Brokerages Maintain Positive Stance
In the face of the share price dip, numerous brokerage firms have retained their positive views on Dalmia Bharat, citing factors such as rising cement prices and volume improvements in the east and south regions. Among these, Jefferies upheld a buy rating with a revised target price of ₹2,680, reflecting positive outlook on cement prices and expected improvements in H2FY24.
Domestic brokerage firm Kotak Institutional Equities retained its ‘add’ view with an increased target price of ₹2,350, emphasizing the attractive risk-reward profile driven by capital allocation, growth visibility, and cost-effective valuations.
HDFC Securities continued its buy rating on Dalmia Bharat, maintaining a target price of ₹2,560, highlighting the company’s robust volume, margin, and balance sheet, as well as its expected rebound in unit EBITDA.

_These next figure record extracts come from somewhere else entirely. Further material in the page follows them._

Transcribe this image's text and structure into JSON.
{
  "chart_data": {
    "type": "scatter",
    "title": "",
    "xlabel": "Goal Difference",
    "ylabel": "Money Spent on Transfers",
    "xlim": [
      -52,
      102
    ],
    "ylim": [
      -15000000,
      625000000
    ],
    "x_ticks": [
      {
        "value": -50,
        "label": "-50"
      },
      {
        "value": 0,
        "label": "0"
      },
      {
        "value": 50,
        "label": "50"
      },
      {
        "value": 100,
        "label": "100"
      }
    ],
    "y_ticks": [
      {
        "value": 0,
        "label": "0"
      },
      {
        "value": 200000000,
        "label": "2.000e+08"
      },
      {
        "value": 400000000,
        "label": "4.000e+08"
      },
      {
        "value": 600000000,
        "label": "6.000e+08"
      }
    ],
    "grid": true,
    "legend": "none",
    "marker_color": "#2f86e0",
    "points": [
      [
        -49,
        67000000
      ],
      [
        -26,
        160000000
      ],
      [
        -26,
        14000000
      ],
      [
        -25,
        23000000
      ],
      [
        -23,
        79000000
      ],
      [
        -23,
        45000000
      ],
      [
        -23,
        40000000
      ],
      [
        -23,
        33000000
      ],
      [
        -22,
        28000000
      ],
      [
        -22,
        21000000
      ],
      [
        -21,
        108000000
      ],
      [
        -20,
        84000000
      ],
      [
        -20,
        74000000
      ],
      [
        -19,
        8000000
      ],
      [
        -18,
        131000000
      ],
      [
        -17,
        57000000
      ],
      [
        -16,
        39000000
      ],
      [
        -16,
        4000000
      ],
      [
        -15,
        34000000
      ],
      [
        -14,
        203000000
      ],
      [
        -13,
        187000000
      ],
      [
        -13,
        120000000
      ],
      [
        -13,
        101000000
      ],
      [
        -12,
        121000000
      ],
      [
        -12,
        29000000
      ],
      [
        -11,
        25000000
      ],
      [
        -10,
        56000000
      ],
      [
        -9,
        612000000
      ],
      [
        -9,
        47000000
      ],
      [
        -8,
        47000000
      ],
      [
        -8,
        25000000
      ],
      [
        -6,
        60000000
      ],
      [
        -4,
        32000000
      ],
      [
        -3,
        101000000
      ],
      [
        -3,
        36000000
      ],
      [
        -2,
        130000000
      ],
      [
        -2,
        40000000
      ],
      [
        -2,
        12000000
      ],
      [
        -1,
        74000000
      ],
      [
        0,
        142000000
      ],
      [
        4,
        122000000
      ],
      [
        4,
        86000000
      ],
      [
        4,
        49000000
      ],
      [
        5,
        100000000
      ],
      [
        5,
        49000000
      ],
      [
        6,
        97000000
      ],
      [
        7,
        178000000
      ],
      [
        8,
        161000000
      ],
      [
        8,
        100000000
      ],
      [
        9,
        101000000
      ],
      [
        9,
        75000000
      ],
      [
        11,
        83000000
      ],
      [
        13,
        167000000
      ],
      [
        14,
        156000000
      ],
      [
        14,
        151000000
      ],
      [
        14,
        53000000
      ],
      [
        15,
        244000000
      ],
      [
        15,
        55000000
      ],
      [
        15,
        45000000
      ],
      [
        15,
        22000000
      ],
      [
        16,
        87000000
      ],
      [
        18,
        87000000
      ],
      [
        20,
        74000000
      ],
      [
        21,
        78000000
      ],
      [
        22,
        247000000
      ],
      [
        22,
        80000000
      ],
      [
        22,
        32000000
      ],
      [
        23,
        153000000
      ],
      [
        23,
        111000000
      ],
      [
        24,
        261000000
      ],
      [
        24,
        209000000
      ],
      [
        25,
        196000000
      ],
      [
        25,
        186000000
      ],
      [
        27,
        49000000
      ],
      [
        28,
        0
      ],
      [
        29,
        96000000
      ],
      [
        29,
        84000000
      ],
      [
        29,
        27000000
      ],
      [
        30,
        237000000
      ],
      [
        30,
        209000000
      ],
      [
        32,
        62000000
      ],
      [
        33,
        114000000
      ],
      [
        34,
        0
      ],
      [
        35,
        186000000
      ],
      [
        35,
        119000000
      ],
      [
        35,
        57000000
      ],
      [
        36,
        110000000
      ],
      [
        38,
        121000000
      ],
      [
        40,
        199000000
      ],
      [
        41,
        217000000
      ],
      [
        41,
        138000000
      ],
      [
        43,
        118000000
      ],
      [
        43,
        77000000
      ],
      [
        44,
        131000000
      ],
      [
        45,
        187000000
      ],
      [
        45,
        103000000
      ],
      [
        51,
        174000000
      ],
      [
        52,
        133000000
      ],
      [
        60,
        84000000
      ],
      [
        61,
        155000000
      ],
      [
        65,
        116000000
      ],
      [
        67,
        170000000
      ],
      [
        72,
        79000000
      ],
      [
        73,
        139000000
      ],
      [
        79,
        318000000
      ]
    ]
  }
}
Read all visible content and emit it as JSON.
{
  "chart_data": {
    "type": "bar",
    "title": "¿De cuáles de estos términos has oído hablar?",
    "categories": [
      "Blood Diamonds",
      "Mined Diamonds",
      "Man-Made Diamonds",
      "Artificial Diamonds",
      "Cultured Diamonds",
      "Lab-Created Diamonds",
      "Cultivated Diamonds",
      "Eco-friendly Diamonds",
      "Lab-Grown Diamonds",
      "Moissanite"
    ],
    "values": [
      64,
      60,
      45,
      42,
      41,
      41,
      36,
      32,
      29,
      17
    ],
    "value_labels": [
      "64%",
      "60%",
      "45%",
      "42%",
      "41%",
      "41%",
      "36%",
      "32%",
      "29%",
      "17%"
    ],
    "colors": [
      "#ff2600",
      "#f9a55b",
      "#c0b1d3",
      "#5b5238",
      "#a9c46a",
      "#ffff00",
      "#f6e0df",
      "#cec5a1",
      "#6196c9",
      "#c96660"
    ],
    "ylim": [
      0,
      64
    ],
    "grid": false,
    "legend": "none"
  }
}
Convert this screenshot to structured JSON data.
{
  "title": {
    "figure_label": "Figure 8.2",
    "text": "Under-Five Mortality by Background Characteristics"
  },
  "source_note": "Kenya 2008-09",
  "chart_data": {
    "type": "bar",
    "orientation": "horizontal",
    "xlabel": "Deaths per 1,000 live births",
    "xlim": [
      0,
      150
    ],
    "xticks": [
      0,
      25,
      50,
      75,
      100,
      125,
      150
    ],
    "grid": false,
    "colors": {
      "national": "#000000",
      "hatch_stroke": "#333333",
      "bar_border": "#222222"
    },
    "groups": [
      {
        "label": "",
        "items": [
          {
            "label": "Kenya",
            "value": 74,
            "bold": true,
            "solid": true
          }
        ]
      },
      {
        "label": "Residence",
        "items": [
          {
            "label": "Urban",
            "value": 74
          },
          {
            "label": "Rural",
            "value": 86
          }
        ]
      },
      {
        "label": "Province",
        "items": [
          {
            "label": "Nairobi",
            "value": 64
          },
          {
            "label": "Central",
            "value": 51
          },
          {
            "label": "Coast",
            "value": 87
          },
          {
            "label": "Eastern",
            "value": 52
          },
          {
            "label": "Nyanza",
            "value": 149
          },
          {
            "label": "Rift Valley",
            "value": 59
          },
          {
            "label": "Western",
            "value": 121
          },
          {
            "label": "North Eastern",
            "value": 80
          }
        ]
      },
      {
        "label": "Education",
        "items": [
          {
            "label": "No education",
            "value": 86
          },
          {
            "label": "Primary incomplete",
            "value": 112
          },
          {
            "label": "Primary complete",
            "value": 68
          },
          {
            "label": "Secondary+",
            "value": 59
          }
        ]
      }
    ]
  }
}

Nirmal Bang also maintained a buy rating, revising the target price to ₹2,908, recognizing Dalmia Bharat’s growth potential and competitive edge in the industry.
Potential Challenges
Despite the optimistic outlook, Dalmia Bharat may face headwinds related to price rollbacks, premiumization efforts, and intense competition in core markets.